Before the ever swelling population,
spreading like an unruly wildfire
in the middle of harmattan,
brought one of its many arms,
it used to be peace made palpable
here where I live.

Voice of a vibrant forest
used to be the exuberant songs
of lives thankful for their share
in nature’s vast garden:
lascivious croaks of prurient frogs
slicing through the night,
nocturnal songs of invisible crickets
and music of jolly song-birds
in the morning all weave into the soul-strumming
voice of a vibrant forest.

Now the soul-strumming voice is getting quiet;
the forest is shrinking and dying.
The callous rush to plant brick and mortar
is obviating the need
to see the wilderness intrinsic to nature remains.
A mother, here, is getting raped, despoiled –
her once rambunctious children are scattered
like leaves into the wind of uncertainty.
Now the soul-strumming voice is getting quiet.

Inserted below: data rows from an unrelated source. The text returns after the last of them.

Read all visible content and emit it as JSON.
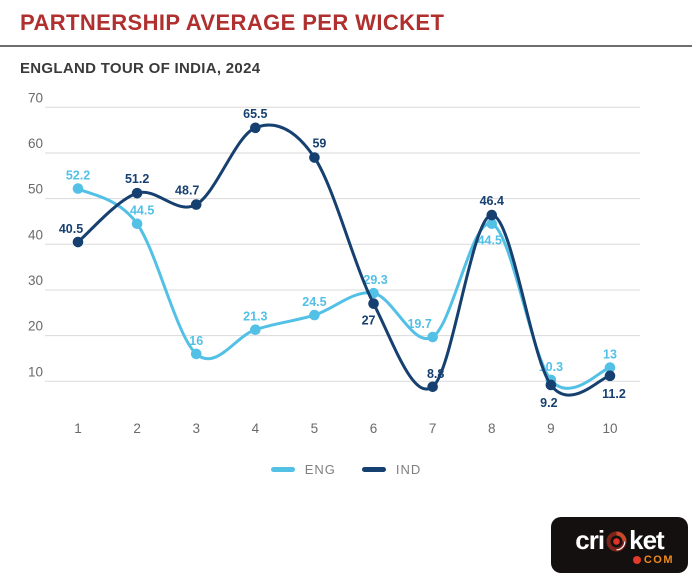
{
  "header": {
    "title": "PARTNERSHIP AVERAGE PER WICKET",
    "subtitle": "ENGLAND TOUR OF INDIA, 2024"
  },
  "colors": {
    "title": "#B02F2F",
    "subtitle": "#3A3A3A",
    "separator": "#6F6F6F",
    "eng": "#53C0E6",
    "ind": "#16406F",
    "grid": "#DADADA",
    "axis_text": "#6A6A6A",
    "legend_text": "#7F7F7F",
    "logo_bg": "#151010",
    "logo_com_orange": "#F08A1D",
    "logo_dot_red": "#E23A2B"
  },
  "chart_data": {
    "type": "line",
    "title": "PARTNERSHIP AVERAGE PER WICKET",
    "subtitle": "ENGLAND TOUR OF INDIA, 2024",
    "categories": [
      1,
      2,
      3,
      4,
      5,
      6,
      7,
      8,
      9,
      10
    ],
    "xlabel": "",
    "ylabel": "",
    "ylim": [
      0,
      70
    ],
    "yticks": [
      10,
      20,
      30,
      40,
      50,
      60,
      70
    ],
    "grid": true,
    "legend_position": "bottom",
    "series": [
      {
        "name": "ENG",
        "color": "#53C0E6",
        "values": [
          52.2,
          44.5,
          16,
          21.3,
          24.5,
          29.3,
          19.7,
          44.5,
          10.3,
          13
        ],
        "label_offsets": [
          [
            0,
            -9
          ],
          [
            5,
            -9
          ],
          [
            0,
            -9
          ],
          [
            0,
            -9
          ],
          [
            0,
            -9
          ],
          [
            2,
            -9
          ],
          [
            -13,
            -9
          ],
          [
            -2,
            21
          ],
          [
            0,
            -9
          ],
          [
            0,
            -9
          ]
        ]
      },
      {
        "name": "IND",
        "color": "#16406F",
        "values": [
          40.5,
          51.2,
          48.7,
          65.5,
          59,
          27,
          8.8,
          46.4,
          9.2,
          11.2
        ],
        "label_offsets": [
          [
            -7,
            -9
          ],
          [
            0,
            -10
          ],
          [
            -9,
            -10
          ],
          [
            0,
            -10
          ],
          [
            5,
            -10
          ],
          [
            -5,
            21
          ],
          [
            3,
            -9
          ],
          [
            0,
            -10
          ],
          [
            -2,
            22
          ],
          [
            4,
            22
          ]
        ]
      }
    ]
  },
  "legend": {
    "items": [
      {
        "label": "ENG",
        "color": "#53C0E6"
      },
      {
        "label": "IND",
        "color": "#16406F"
      }
    ]
  },
  "logo": {
    "part1": "cri",
    "part2": "ket",
    "suffix": "COM"
  }
}
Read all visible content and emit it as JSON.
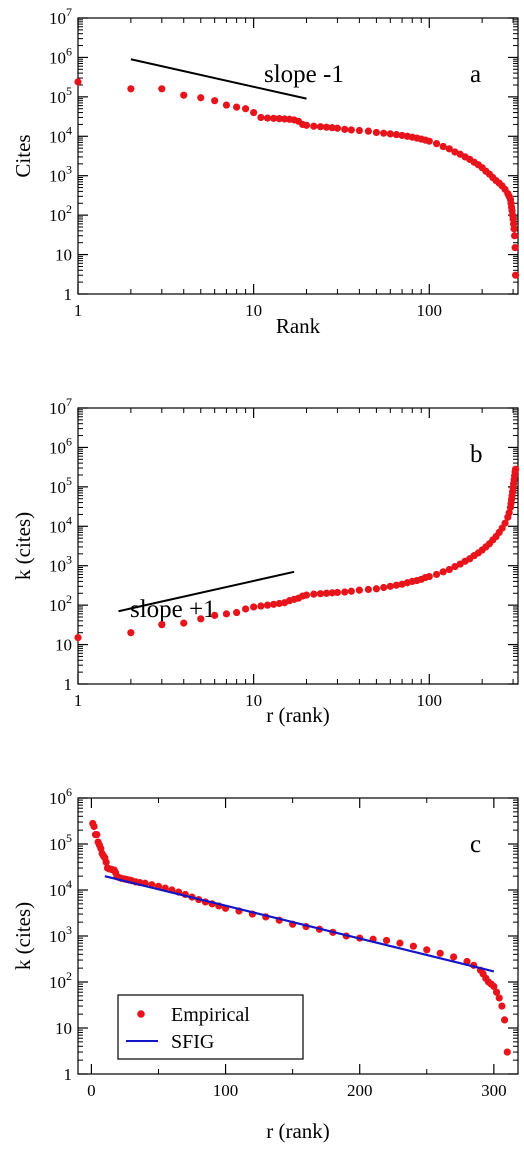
{
  "chart_data": [
    {
      "type": "scatter",
      "panel_label": "a",
      "xlabel": "Rank",
      "ylabel": "Cites",
      "xscale": "log",
      "yscale": "log",
      "xlim": [
        1,
        320
      ],
      "ylim": [
        1,
        10000000
      ],
      "xticks": [
        {
          "value": 1,
          "label": "1"
        },
        {
          "value": 10,
          "label": "10"
        },
        {
          "value": 100,
          "label": "100"
        }
      ],
      "yticks": [
        {
          "value": 1,
          "label": "1",
          "sup": ""
        },
        {
          "value": 10,
          "label": "10",
          "sup": ""
        },
        {
          "value": 100,
          "label": "10",
          "sup": "2"
        },
        {
          "value": 1000,
          "label": "10",
          "sup": "3"
        },
        {
          "value": 10000,
          "label": "10",
          "sup": "4"
        },
        {
          "value": 100000,
          "label": "10",
          "sup": "5"
        },
        {
          "value": 1000000,
          "label": "10",
          "sup": "6"
        },
        {
          "value": 10000000,
          "label": "10",
          "sup": "7"
        }
      ],
      "series": [
        {
          "color": "#e8141b",
          "marker": "circle",
          "x": [
            1,
            2,
            3,
            4,
            5,
            6,
            7,
            8,
            9,
            10,
            11,
            12,
            13,
            14,
            15,
            16,
            17,
            18,
            19,
            20,
            22,
            24,
            26,
            28,
            30,
            33,
            36,
            40,
            45,
            50,
            55,
            60,
            65,
            70,
            75,
            80,
            85,
            90,
            95,
            100,
            110,
            120,
            130,
            140,
            150,
            160,
            170,
            180,
            190,
            200,
            210,
            220,
            230,
            240,
            250,
            260,
            270,
            280,
            285,
            290,
            292,
            294,
            296,
            298,
            300,
            302,
            304,
            306,
            308,
            310
          ],
          "y": [
            240000,
            160000,
            160000,
            110000,
            95000,
            80000,
            62000,
            55000,
            50000,
            40000,
            30000,
            29000,
            28500,
            28000,
            27500,
            27000,
            26000,
            24000,
            20000,
            19000,
            18000,
            17500,
            17000,
            16500,
            16000,
            15000,
            14500,
            14000,
            13500,
            12500,
            12000,
            11500,
            11000,
            10500,
            10000,
            9500,
            9000,
            8500,
            8000,
            7500,
            6500,
            5500,
            4800,
            4000,
            3500,
            3000,
            2600,
            2200,
            1900,
            1600,
            1300,
            1100,
            900,
            750,
            650,
            550,
            450,
            350,
            300,
            250,
            200,
            160,
            130,
            100,
            80,
            60,
            45,
            30,
            15,
            3
          ]
        }
      ],
      "reference_line": {
        "label": "slope -1",
        "x": [
          2,
          20
        ],
        "y": [
          900000,
          90000
        ]
      }
    },
    {
      "type": "scatter",
      "panel_label": "b",
      "xlabel": "r (rank)",
      "ylabel": "k (cites)",
      "xscale": "log",
      "yscale": "log",
      "xlim": [
        1,
        320
      ],
      "ylim": [
        1,
        10000000
      ],
      "xticks": [
        {
          "value": 1,
          "label": "1"
        },
        {
          "value": 10,
          "label": "10"
        },
        {
          "value": 100,
          "label": "100"
        }
      ],
      "yticks": [
        {
          "value": 1,
          "label": "1",
          "sup": ""
        },
        {
          "value": 10,
          "label": "10",
          "sup": ""
        },
        {
          "value": 100,
          "label": "10",
          "sup": "2"
        },
        {
          "value": 1000,
          "label": "10",
          "sup": "3"
        },
        {
          "value": 10000,
          "label": "10",
          "sup": "4"
        },
        {
          "value": 100000,
          "label": "10",
          "sup": "5"
        },
        {
          "value": 1000000,
          "label": "10",
          "sup": "6"
        },
        {
          "value": 10000000,
          "label": "10",
          "sup": "7"
        }
      ],
      "series": [
        {
          "color": "#e8141b",
          "marker": "circle",
          "x": [
            1,
            2,
            3,
            4,
            5,
            6,
            7,
            8,
            9,
            10,
            11,
            12,
            13,
            14,
            15,
            16,
            17,
            18,
            19,
            20,
            22,
            24,
            26,
            28,
            30,
            33,
            36,
            40,
            45,
            50,
            55,
            60,
            65,
            70,
            75,
            80,
            85,
            90,
            95,
            100,
            110,
            120,
            130,
            140,
            150,
            160,
            170,
            180,
            190,
            200,
            210,
            220,
            230,
            240,
            250,
            260,
            270,
            280,
            285,
            290,
            292,
            294,
            296,
            298,
            300,
            302,
            304,
            306,
            308,
            310
          ],
          "y": [
            15,
            20,
            32,
            35,
            45,
            55,
            60,
            65,
            80,
            90,
            95,
            100,
            105,
            110,
            115,
            130,
            140,
            150,
            170,
            180,
            190,
            195,
            200,
            205,
            210,
            215,
            225,
            240,
            250,
            260,
            280,
            300,
            320,
            340,
            370,
            400,
            420,
            450,
            500,
            530,
            600,
            700,
            800,
            950,
            1100,
            1300,
            1500,
            1800,
            2100,
            2500,
            3000,
            3600,
            4500,
            5500,
            7000,
            9000,
            12000,
            17000,
            22000,
            30000,
            38000,
            48000,
            60000,
            75000,
            95000,
            120000,
            150000,
            190000,
            240000,
            280000
          ]
        }
      ],
      "reference_line": {
        "label": "slope +1",
        "x": [
          1.7,
          17
        ],
        "y": [
          70,
          700
        ]
      }
    },
    {
      "type": "scatter",
      "panel_label": "c",
      "xlabel": "r (rank)",
      "ylabel": "k (cites)",
      "xscale": "linear",
      "yscale": "log",
      "xlim": [
        -10,
        318
      ],
      "ylim": [
        1,
        1000000
      ],
      "xticks": [
        {
          "value": 0,
          "label": "0"
        },
        {
          "value": 100,
          "label": "100"
        },
        {
          "value": 200,
          "label": "200"
        },
        {
          "value": 300,
          "label": "300"
        }
      ],
      "yticks": [
        {
          "value": 1,
          "label": "1",
          "sup": ""
        },
        {
          "value": 10,
          "label": "10",
          "sup": ""
        },
        {
          "value": 100,
          "label": "10",
          "sup": "2"
        },
        {
          "value": 1000,
          "label": "10",
          "sup": "3"
        },
        {
          "value": 10000,
          "label": "10",
          "sup": "4"
        },
        {
          "value": 100000,
          "label": "10",
          "sup": "5"
        },
        {
          "value": 1000000,
          "label": "10",
          "sup": "6"
        }
      ],
      "legend": {
        "placement": "bottom-left"
      },
      "series": [
        {
          "name": "Empirical",
          "color": "#e8141b",
          "marker": "circle",
          "x": [
            1,
            2,
            3,
            4,
            5,
            6,
            7,
            8,
            9,
            10,
            11,
            12,
            13,
            14,
            15,
            16,
            17,
            18,
            19,
            20,
            22,
            24,
            26,
            28,
            30,
            33,
            36,
            40,
            45,
            50,
            55,
            60,
            65,
            70,
            75,
            80,
            85,
            90,
            95,
            100,
            110,
            120,
            130,
            140,
            150,
            160,
            170,
            180,
            190,
            200,
            210,
            220,
            230,
            240,
            250,
            260,
            270,
            280,
            285,
            290,
            292,
            294,
            296,
            298,
            300,
            302,
            304,
            306,
            308,
            310
          ],
          "y": [
            280000,
            240000,
            160000,
            160000,
            110000,
            95000,
            80000,
            62000,
            55000,
            50000,
            40000,
            30000,
            29000,
            28500,
            28000,
            27500,
            27000,
            24000,
            20000,
            19000,
            18000,
            17500,
            17000,
            16500,
            16000,
            15000,
            14500,
            14000,
            13000,
            12000,
            11000,
            10000,
            9000,
            8000,
            7000,
            6200,
            5500,
            5000,
            4500,
            4000,
            3500,
            3000,
            2600,
            2200,
            1800,
            1600,
            1400,
            1200,
            1000,
            900,
            850,
            800,
            700,
            600,
            500,
            420,
            350,
            280,
            230,
            180,
            150,
            120,
            100,
            90,
            80,
            60,
            45,
            30,
            15,
            3
          ]
        },
        {
          "name": "SFIG",
          "color": "#1515c8",
          "marker": "line",
          "x": [
            10,
            300
          ],
          "y": [
            20000,
            170
          ]
        }
      ]
    }
  ]
}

And louder is the cacophony of human activities:
music of sweet song-birds has given way
to aggravative noise of electric generators,
gentle hissing, moaning, of trees and grasses
pleasured by a quickening breeze is now the ranting
of quarreling neighbors,
and different lullabies of night hours
have become electronically amplified
fits of religious madness.
And louder is the cacophony of human activities.

I will abide here no more.
Man has come to usurp peace;
man has come to murder beauty.
Here, man has no respect for what had been
before him and will also be without him –
what he needed that needs him not.
I will abide here no more,
I will abide here no more.





Bello Akeem lives near Lagos, in a valley rapidly changing from green and peaceful to loud and ugly. He is deeply concern about nature and desires to see people begin to treat it with its deserved respect.